MySQL Bugs: #50367: REPLACE has quadradic computational complexity on windows server (but not linux)

Bug #50367	REPLACE has quadradic computational complexity on windows server (but not linux)
Submitted:	15 Jan 2010 14:12	Modified:	18 Mar 2010 10:15
Reporter:	Morten Kloster	Email Updates:
Status:	Verified	Impact on me:	None
Category:	MySQL Server: General	Severity:	S5 (Performance)
Version:	5.1.42, 5.1 bzr	OS:	Any (MS Windows 32 bits, Mac)
Assigned to:		CPU Architecture:	Any
Tags:	performance, REPLACE, windows

Description:
I have found a few different variations of this performance issue.

Case 1:

Table NOW and table HISTORY have identical columns, except that column ownID is primary index in HISTORY and not indexed in NOW, while column itemID is a unique index in NOW but not indexed in HISTORY. Both indices are BTREEs. There are no other indices.

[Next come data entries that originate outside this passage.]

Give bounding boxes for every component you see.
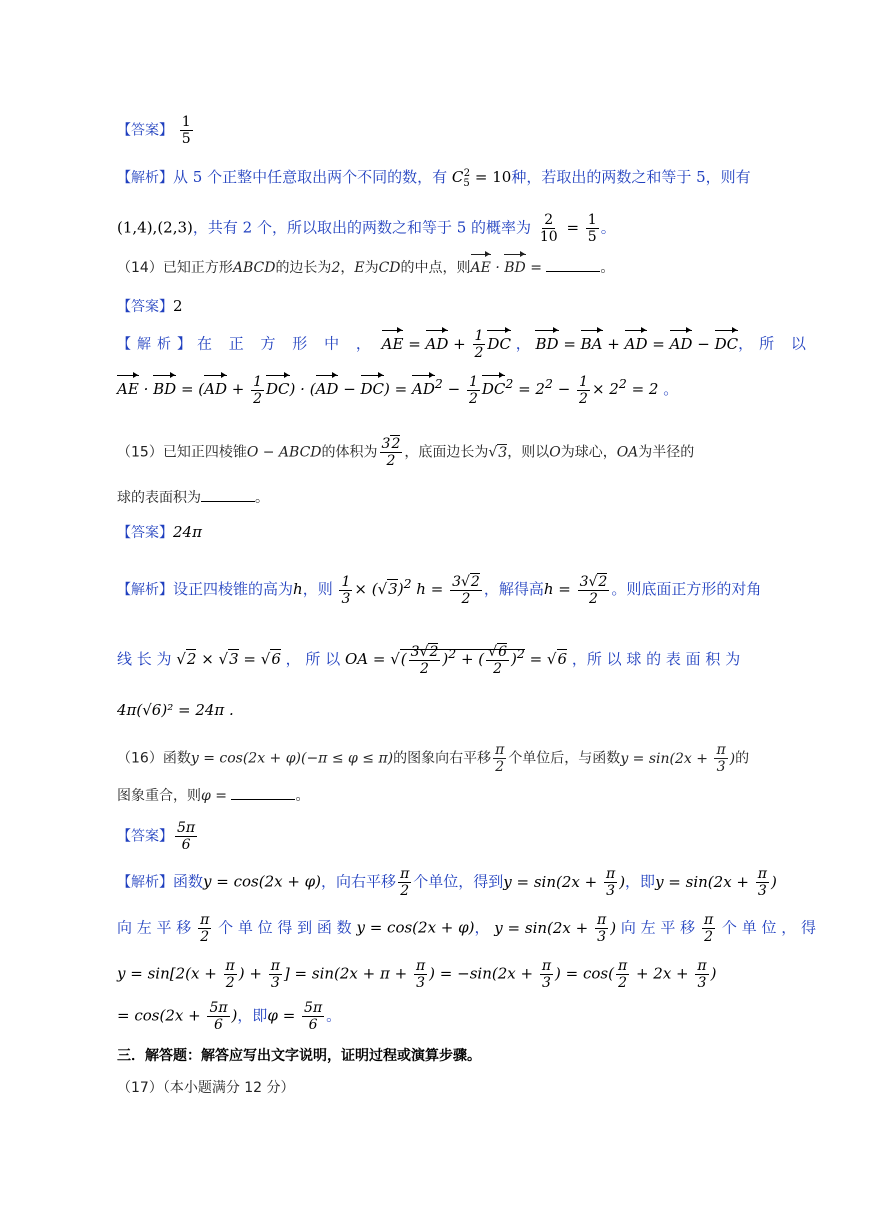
q13-frac-b: $\frac{1}{5}$ bbox=[587, 212, 597, 245]
q16-analysis-line1: 【解析】函数y = cos(2x + φ)，向右平移 $\frac{\pi}{2}$ 个单位，得到y = sin(2x + $\frac{\pi}{3}$ )，即y = sin(2x + $\frac{\pi}{3}$ ) bbox=[117, 866, 777, 899]
q17-heading: （17）（本小题满分 12 分） bbox=[117, 1080, 295, 1096]
q16-stem: （16）函数y = cos(2x + φ)(−π ≤ φ ≤ π)的图象向右平移 $\frac{\pi}{2}$ 个单位后，与函数y = sin(2x + $\frac{\pi}{3}$ )的 bbox=[117, 742, 750, 775]
q15-analysis-line3: 4π(√6)² = 24π . bbox=[117, 701, 234, 719]
q15-analysis-line1: 【解析】设正四棱锥的高为h，则 $\frac{1}{3}$ × $(√3)^2$ h = $\frac{3√2}{2}$ ，解得高h = $\frac{3√2}{2}$ 。则底面正方形的对角 bbox=[117, 573, 762, 607]
q15-stem: （15）已知正四棱锥O − ABCD的体积为 $\frac{32}{2}$ ，底面边长为√3，则以O为球心，OA为半径的 bbox=[117, 436, 695, 469]
answer-tag: 【答案】 bbox=[117, 122, 173, 139]
q15-answer: 【答案】24π bbox=[117, 523, 202, 541]
q15-analysis-line2: 线 长 为 √2 × √3 = √6 ， 所 以 OA = √( $\frac{3√2}{2}$ )$^2$ + ( $\frac{√6}{2}$ )$^2$ = √6 ，所 以 球 的 表 面 积 为 bbox=[117, 643, 741, 677]
combination-expr: $C_5^2 = 10$ bbox=[451, 168, 512, 189]
q16-answer: 【答案】 $\frac{5\pi}{6}$ bbox=[117, 820, 196, 853]
q16-analysis-line2: 向 左 平 移 $\frac{\pi}{2}$ 个 单 位 得 到 函 数 y = cos(2x + φ)， y = sin(2x + $\frac{\pi}{3}$ ) 向 左 平 移 $\frac{\pi}{2}$ 个 单 位 ， 得 bbox=[117, 912, 816, 945]
q16-stem-line2: 图象重合，则φ = 。 bbox=[117, 788, 310, 804]
q14-analysis-line2: AE · BD = (AD + $\frac{1}{2}$ $DC) \cdot (AD - DC) = AD^2$ − $\frac{1}{2}$ $DC^2 = 2^2$ − $\frac{1}{2}$ × $2^2 = 2$ 。 bbox=[117, 373, 679, 407]
q13-analysis-line2: (1,4),(2,3)，共有 2 个，所以取出的两数之和等于 5 的概率为 $\frac{2}{10}$ = $\frac{1}{5}$ 。 bbox=[117, 212, 616, 245]
q13-analysis-line1: 【解析】从 5 个正整中任意取出两个不同的数，有 $C_5^2 = 10$种，若取出的两数之和等于 5，则有 bbox=[117, 168, 751, 189]
q16-analysis-line3: y = sin[2(x + $\frac{\pi}{2}$ ) + $\frac{\pi}{3}$ ] = sin(2x + π + $\frac{\pi}{3}$ ) = −sin(2x + $\frac{\pi}{3}$ ) = cos( $\frac{\pi}{2}$ + 2x + $\frac{\pi}{3}$ ) bbox=[117, 958, 717, 991]
q16-blank bbox=[231, 787, 295, 800]
q13-answer-frac: $\frac{1}{5}$ bbox=[181, 114, 191, 147]
analysis-tag: 【解析】 bbox=[117, 170, 173, 186]
q14-blank bbox=[546, 259, 600, 272]
q14-answer: 【答案】2 bbox=[117, 297, 183, 315]
q15-blank bbox=[201, 489, 255, 502]
q15-stem-line2: 球的表面积为 。 bbox=[117, 490, 269, 506]
q16-analysis-line4: = cos(2x + $\frac{5\pi}{6}$ )，即φ = $\frac{5\pi}{6}$ 。 bbox=[117, 1000, 342, 1033]
q13-answer bbox=[117, 114, 761, 147]
q14-stem: （14）已知正方形ABCD的边长为2，E为CD的中点，则AE · BD = 。 bbox=[117, 256, 761, 280]
q14-analysis-line1: 【解析】在 正 方 形 中 ， AE = AD + $\frac{1}{2}$ DC ， BD = BA + AD = AD − DC，所 以 bbox=[117, 328, 812, 361]
q13-frac-a: $\frac{2}{10}$ bbox=[539, 212, 558, 245]
section3-heading: 三．解答题：解答应写出文字说明，证明过程或演算步骤。 bbox=[117, 1048, 481, 1064]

Table NOW is initially empty, while table HISTORY contains >100,000 rows with successive ownID values, but only 3 different itemID values.

The time required for query (from command line)
> replace into NOW select * from HISTORY where (ownID<####) order by ownID;
increases as the square of the number ####. For instance, 500 rows take 0.48 secs, 1000 take 1.86 secs and 2000 take 7.27 secs.

If, however, NOW is not initially empty, but contains one row for each unique value of itemID (i.e., 3 rows), then the same queries take only a fraction of the time, with linear dependence on ####: 500 rows take 0.03 secs, 1000 take 0.06 secs and 2000 take 0.13 secs.

This performance issue is not seen on a 64-bit Mysql 5.1.40 server running on Linux: in both situations the query is fast with a linear dependence on ####.

Case 2:

As case 1, but ownID is primary index also in NOW.

In this case, the time required for the query increases as the square of #### regardless of whether NOW is initially empty or not. Furthermore, if I split up the query into many smaller queries ('where (ownID<#### and ownID>@@@@)'), where ####-@@@@ is constant, then the time required for each successive query increases about linearly at first, up to a limit, if done immediately following one another. If the smaller queries are spaced out in time, however, then each takes the same amount of time.

Again, this performance issue is not seen on the Linux server.

How to repeat:
See description. The details of the tables don't seem to matter, apart from what's specified in the description.

Suggested fix:
Sorry, don't have a clue what's going on...

mysqldump of relevant tables - reduced version

Attachment: dump (text/plain), 84.03 KiB.

Thank you for the report.

Case #2 verified as described. Case #1 doesn't show dramatic performance decrease in my case.